🤖 AI Summary
Machine unlearning faces a critical challenge from adversarial data fabrication—attackers can construct gradient-similar synthetic samples that induce the *appearance* of forgetting target data, while preserving underlying information. Method: This paper introduces, for the first time, the concept of an ε-forgery set and establishes a measure-theoretic detection framework. Leveraging gradient analysis, regularity assumptions, and smooth loss function theory, our approach applies to linear regression, single-layer neural networks, and mini-batch SGD. Contribution/Results: We prove that the Lebesgue measure of the ε-forgery set decays at rate ε^(d−r)/2, revealing an intrinsic limitation on adversarial forgery under non-degenerate data distributions in high dimensions.
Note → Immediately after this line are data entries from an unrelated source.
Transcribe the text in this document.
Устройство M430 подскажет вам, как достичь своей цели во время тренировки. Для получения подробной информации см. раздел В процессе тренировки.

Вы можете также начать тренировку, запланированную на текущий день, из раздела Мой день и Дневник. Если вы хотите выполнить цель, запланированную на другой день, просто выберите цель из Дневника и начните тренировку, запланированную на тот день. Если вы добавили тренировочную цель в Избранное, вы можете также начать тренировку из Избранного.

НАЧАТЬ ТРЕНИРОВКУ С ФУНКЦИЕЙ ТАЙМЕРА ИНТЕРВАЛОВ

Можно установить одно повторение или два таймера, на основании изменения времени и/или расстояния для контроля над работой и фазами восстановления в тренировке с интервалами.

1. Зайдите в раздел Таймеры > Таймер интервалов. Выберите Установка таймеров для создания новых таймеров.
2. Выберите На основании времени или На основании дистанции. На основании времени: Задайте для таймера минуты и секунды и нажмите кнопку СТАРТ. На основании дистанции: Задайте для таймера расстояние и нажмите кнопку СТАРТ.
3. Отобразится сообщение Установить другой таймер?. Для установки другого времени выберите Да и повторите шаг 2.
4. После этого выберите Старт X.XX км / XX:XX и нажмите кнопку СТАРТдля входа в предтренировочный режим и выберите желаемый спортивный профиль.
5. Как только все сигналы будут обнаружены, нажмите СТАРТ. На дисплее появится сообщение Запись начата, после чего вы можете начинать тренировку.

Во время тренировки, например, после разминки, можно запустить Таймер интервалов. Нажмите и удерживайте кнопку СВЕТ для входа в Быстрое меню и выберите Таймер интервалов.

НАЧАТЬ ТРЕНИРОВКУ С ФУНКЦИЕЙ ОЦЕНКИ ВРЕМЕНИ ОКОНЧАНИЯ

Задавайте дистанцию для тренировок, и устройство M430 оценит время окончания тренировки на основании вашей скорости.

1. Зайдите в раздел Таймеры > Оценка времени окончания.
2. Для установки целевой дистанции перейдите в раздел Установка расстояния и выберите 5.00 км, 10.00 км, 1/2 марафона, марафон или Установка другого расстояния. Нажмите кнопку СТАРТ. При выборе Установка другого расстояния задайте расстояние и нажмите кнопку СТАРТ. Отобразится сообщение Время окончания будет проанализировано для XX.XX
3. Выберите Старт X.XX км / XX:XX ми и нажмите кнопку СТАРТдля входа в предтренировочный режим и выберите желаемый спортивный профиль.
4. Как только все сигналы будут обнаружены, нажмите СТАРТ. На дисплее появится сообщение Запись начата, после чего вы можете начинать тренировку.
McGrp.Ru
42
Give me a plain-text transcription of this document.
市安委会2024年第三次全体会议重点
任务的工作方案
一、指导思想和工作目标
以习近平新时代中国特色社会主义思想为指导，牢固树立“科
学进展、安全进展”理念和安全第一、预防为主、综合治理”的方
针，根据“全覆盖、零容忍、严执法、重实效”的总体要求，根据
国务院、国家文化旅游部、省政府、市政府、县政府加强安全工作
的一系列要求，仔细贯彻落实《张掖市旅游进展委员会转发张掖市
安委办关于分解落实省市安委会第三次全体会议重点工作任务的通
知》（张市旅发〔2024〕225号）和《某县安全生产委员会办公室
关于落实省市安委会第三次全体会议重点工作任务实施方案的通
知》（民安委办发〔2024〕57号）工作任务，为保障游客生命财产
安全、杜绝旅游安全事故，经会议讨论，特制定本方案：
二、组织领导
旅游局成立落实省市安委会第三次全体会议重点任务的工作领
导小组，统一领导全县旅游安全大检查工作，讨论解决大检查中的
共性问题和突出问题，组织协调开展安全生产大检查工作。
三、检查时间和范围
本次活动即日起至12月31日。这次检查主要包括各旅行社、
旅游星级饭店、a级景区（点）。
Consequently, the probability that random sampling hits a forged point vanishes asymptotically—yielding the first theoretically grounded, computationally feasible criterion for verifying genuine unlearning.
📝 Abstract
Motivated by privacy regulations and the need to mitigate the effects of harmful data, machine unlearning seeks to modify trained models so that they effectively ``forget'' designated data. A key challenge in verifying unlearning is forging -- adversarially crafting data that mimics the gradient of a target point, thereby creating the appearance of unlearning without actually removing information. To capture this phenomenon, we consider the collection of data points whose gradients approximate a target gradient within tolerance $ε$ -- which we call an $ε$-forging set -- and develop a framework for its analysis. For linear regression and one-layer neural networks, we show that the Lebesgue measure of this set is small. It scales on the order of $ε$, and when $ε$ is small enough, $ε^d$. More generally, under mild regularity assumptions, we prove that the forging set measure decays as $ε^{(d-r)/2}$, where $d$ is the data dimension and $r<d$ is the nullity of a variation matrix defined by the model gradients. Extensions to batch SGD and almost-everywhere smooth loss functions yield the same asymptotic scaling. In addition, we establish probability bounds showing that, under non-degenerate data distributions, the likelihood of randomly sampling a forging point is vanishingly small. These results provide evidence that adversarial forging is fundamentally limited and that false unlearning claims can, in principle, be detected.